London – British scientists have condemned a "monstrous" experiment that would have created the world's first genetically modified babies in China.

Dr. He Jiankui said that he had made the twins unable to be infected with HIV by disabling the CCR5 gene that allows the deadly virus to enter human cells.

He claims to have done so in two girls, Nana and Lulu, born in China a few weeks ago, although the research was neither published nor independently verified.

Doing this in living babies is illegal in many countries, including the UK, where scientists and ethicists have accused the researcher of a science "highly irresponsible, unethical and dangerous" , which looks like a "Russian genetic roulette".

People without the CCR5 gene can be protected from HIV but are at greater risk of contracting other viruses, including hepatitis B and West Nile virus, and dying of the flu.

Experts claim that gene editing also exposes babies to serious birth defects and cancer.

Dr. He, from the Southern University of Science and Technology in Shenzhen, has recruited HIV-positive men and their partners for fertility treatment, offering to protect their children from the virus. The chances that a father transmits HIV are close to zero when the mother is not infected.

The couples received fertility treatment, the gene editing CRISPR-Cas9 protein being injected into the mother's egg with the sperm. It acts as molecular scissors to "cut" the CCR5 gene that triggers a protein that allows HIV to enter the cells.

Dr. He stated that 16 out of 22 embryos had been published and 11 had been used in six IVF attempts before a woman was pregnant with her twins.

Dr. He's experiment, revealed before an international conference on gene editing in Hong Kong, has been described as "monstrous" by Professor Julian Savulescu, director of Oxford University's Uehiro Center for Practical Ethics. Oxford.
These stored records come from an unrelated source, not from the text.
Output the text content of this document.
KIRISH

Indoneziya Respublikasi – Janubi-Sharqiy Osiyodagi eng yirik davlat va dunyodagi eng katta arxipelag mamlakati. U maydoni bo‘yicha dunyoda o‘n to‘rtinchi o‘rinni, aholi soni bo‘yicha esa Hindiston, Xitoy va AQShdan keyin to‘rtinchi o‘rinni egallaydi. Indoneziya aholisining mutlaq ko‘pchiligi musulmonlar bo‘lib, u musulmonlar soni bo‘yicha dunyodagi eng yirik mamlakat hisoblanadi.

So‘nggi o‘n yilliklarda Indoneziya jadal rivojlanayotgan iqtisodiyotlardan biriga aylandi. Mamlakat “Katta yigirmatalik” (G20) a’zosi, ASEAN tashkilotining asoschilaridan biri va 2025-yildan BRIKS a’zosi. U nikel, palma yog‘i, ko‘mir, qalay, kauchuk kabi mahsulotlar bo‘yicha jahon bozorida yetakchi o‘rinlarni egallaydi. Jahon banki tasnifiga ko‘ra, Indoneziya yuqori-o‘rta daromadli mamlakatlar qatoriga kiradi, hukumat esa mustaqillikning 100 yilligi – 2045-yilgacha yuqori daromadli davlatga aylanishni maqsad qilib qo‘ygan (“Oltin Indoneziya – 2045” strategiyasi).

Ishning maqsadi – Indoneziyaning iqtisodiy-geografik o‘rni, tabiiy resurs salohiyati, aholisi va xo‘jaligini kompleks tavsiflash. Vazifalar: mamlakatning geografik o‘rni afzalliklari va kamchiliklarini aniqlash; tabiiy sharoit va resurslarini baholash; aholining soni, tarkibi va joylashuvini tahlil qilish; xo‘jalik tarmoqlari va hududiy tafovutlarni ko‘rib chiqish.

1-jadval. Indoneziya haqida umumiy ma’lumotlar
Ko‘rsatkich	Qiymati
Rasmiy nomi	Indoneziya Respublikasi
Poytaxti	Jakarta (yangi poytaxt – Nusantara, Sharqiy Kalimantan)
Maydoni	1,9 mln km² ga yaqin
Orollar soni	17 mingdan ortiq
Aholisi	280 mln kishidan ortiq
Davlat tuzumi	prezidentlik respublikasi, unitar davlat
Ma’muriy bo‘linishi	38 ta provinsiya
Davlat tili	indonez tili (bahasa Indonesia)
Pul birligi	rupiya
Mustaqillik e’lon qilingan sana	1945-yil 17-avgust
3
"This would contravene decades of ethical consensus and guidelines on the protection of those involved in research, and in many other countries of the world this would be illegal, punishable by imprisonment.

"These healthy babies are used as genetic guinea pigs.This is the Russian genetic roulette."

Dr. Dusko Ilic, of the Faculty of Life Sciences and Medicine at King's College London, said: "These people are facing a criminal trial – they experience the lives of their children for no reason at all. .

"The gene editing technology is not perfect and … can cause birth defects, spina bifida to learning disorders, and can create genetic diseases that we have not had. never heard before. "

The fear of gene editing is that CRISPR-Cas9, composed of a homing molecule and a "scissor" protein used to cut DNA, can focus on the wrong part, increasing the risk of others. diseases by introducing genetic mutations.

However, Dr. He's team claimed that cells taken from the resulting embryos and babies at birth showed that gene editing worked safely.